Phase 3: Persistence

  • Add result table DDL/template
  • Add persist_results=True flow
  • Add export/query helpers if needed

Phase 4: CLI exposure

  • Optional CLI wrapper after the Python API stabilizes
  • Keep this out of the initial implementation scope

Phase 5: Real-time evaluation and dashboard support

  • Add scheduled micro-batch or event-driven execution for recent sessions
  • Reuse the same metric definitions and validation logic as the batch path
  • Persist real-time classifications into the same results schema
  • Add dashboard-oriented views or example SQL
  • Document recommended dashboard and alerting patterns

Open Questions

  1. Can AI.GENERATE express the desired multi-metric structured output directly, or should phase 1 use a constrained JSON/string envelope? Decided: phase 1 uses a JSON STRING envelope (output_schema => 'classifications STRING'). This is a conservative choice while ARRAY<STRUCT<...>> support in output_schema is validated; see the Concrete output_schema decision section.
  2. Should one session produce exactly one result row, or should results be flattened to one row per (session_id, metric_name) during parsing/persistence? Decided: flatten to one row per (session_id, metric_name) for persistence. This matches the results table schema shown in the Persistence Design section.
  3. Should justifications be stored by default, or optional because of privacy or storage concerns?
  4. Should the first release support only session-level classification, or also last-turn-only classification?
  5. Should categorical evaluation live in evaluators.py, or in a new module such as categorical_evaluators.py to avoid conflating numeric and label-based contracts? Decided: new module categorical_evaluator.py. See the Relationship to Existing SDK Components section.

Acceptance Criteria

  • Users can define one or more categorical metrics with explicit allowed categories.
  • Users can run categorical evaluation over filtered sessions in BigQuery.
  • The SDK validates model output against the configured category set.
  • Invalid or missing outputs are surfaced explicitly as parse errors.
  • Results are returned in a dedicated categorical report type.
  • BigQuery-native execution is the preferred path.
  • Gemini API fallback works when BigQuery-native execution is unavailable.
  • Optional persistence path is clearly defined.

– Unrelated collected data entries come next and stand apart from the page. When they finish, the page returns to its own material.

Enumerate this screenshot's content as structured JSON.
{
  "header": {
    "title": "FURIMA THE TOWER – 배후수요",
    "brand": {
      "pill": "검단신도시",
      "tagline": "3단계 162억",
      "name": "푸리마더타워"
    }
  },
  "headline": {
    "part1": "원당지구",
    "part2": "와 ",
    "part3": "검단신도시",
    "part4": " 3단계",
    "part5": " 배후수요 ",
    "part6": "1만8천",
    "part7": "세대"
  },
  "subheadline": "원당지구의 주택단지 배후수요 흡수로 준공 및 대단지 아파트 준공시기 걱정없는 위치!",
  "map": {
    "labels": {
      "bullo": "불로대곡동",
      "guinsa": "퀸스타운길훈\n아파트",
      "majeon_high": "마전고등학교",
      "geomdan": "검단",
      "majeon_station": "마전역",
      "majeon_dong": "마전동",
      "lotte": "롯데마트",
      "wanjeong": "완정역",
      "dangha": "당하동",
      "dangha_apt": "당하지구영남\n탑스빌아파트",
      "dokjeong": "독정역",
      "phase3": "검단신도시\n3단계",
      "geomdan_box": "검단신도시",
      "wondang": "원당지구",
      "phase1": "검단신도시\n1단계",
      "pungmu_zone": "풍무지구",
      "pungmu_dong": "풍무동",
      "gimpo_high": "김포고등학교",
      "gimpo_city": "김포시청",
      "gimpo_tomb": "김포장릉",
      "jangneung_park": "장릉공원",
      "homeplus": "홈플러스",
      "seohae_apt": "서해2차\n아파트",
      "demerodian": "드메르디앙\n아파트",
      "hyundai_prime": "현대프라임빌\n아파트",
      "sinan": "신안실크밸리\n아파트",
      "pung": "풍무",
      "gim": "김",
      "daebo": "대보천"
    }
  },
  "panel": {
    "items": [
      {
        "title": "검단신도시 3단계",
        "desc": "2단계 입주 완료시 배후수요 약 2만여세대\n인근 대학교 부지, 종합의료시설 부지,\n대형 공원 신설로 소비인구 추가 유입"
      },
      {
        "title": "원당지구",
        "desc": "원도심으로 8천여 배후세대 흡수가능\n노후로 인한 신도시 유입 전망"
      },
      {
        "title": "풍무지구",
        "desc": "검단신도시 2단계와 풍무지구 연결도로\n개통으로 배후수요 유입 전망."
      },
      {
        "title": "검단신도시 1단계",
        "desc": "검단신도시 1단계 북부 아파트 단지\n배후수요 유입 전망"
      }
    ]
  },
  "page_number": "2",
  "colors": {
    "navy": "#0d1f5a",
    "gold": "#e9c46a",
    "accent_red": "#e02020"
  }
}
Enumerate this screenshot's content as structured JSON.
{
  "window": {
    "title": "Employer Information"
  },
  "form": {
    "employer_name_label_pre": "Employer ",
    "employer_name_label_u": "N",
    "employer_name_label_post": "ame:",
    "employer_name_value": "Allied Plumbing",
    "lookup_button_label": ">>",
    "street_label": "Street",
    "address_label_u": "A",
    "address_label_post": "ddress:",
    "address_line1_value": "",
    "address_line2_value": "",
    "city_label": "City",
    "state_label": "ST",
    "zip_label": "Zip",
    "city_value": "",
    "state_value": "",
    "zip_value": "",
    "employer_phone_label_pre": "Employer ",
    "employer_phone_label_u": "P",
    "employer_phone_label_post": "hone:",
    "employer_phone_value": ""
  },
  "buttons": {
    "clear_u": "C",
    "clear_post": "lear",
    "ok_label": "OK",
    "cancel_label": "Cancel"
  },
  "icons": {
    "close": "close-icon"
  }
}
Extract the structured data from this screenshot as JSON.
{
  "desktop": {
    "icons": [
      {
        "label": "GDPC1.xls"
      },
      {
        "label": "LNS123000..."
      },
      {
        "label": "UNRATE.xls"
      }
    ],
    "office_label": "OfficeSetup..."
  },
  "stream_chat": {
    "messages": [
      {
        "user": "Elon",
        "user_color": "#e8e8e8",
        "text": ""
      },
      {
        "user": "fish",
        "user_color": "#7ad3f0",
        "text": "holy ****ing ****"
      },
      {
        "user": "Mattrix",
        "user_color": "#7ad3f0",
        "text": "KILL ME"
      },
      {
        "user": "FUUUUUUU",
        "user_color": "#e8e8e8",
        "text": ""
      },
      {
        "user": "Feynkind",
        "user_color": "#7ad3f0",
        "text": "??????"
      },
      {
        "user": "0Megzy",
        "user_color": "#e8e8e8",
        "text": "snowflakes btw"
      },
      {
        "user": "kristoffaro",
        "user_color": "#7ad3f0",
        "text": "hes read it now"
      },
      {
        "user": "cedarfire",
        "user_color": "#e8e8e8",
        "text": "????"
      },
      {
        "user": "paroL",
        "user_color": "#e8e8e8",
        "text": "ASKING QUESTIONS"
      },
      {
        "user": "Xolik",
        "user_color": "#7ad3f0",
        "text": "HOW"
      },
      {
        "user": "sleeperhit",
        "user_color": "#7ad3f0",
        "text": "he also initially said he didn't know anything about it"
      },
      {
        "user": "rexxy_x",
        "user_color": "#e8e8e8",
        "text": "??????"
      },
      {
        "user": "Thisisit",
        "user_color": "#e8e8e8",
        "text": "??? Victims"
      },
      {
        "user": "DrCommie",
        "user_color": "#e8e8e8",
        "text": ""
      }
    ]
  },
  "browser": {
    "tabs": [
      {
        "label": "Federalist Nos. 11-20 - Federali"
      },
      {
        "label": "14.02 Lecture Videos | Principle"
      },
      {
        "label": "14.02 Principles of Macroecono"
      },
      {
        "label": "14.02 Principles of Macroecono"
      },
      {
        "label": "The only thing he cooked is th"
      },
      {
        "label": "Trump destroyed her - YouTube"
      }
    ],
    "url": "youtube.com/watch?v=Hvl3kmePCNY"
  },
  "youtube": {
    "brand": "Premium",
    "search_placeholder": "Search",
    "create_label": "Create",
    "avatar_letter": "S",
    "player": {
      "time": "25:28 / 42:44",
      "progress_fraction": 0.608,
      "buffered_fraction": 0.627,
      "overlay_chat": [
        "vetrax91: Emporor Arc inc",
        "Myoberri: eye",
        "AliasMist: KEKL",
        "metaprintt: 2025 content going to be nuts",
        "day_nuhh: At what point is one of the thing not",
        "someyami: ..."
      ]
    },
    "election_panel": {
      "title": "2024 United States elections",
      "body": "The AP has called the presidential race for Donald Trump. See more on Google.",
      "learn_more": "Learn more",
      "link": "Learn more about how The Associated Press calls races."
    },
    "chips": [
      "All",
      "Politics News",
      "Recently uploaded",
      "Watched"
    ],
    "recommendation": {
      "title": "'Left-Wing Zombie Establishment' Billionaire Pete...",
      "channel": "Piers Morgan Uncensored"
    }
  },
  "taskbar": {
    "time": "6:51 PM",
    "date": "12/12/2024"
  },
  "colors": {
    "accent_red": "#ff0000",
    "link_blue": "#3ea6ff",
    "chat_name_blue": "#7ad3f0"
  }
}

Why This Approach Fits the SDK

The important design choices are:

  • categorical evaluation is a new API surface, not a hidden extension of numeric evaluation
  • execution is batch-first, not one LLM call per metric per trace
  • parsing is strict and schema-driven, not substring-based
  • result models are label-oriented, not forced into numeric score containers

That makes the feature much more likely to integrate cleanly with the current SDK and to scale operationally.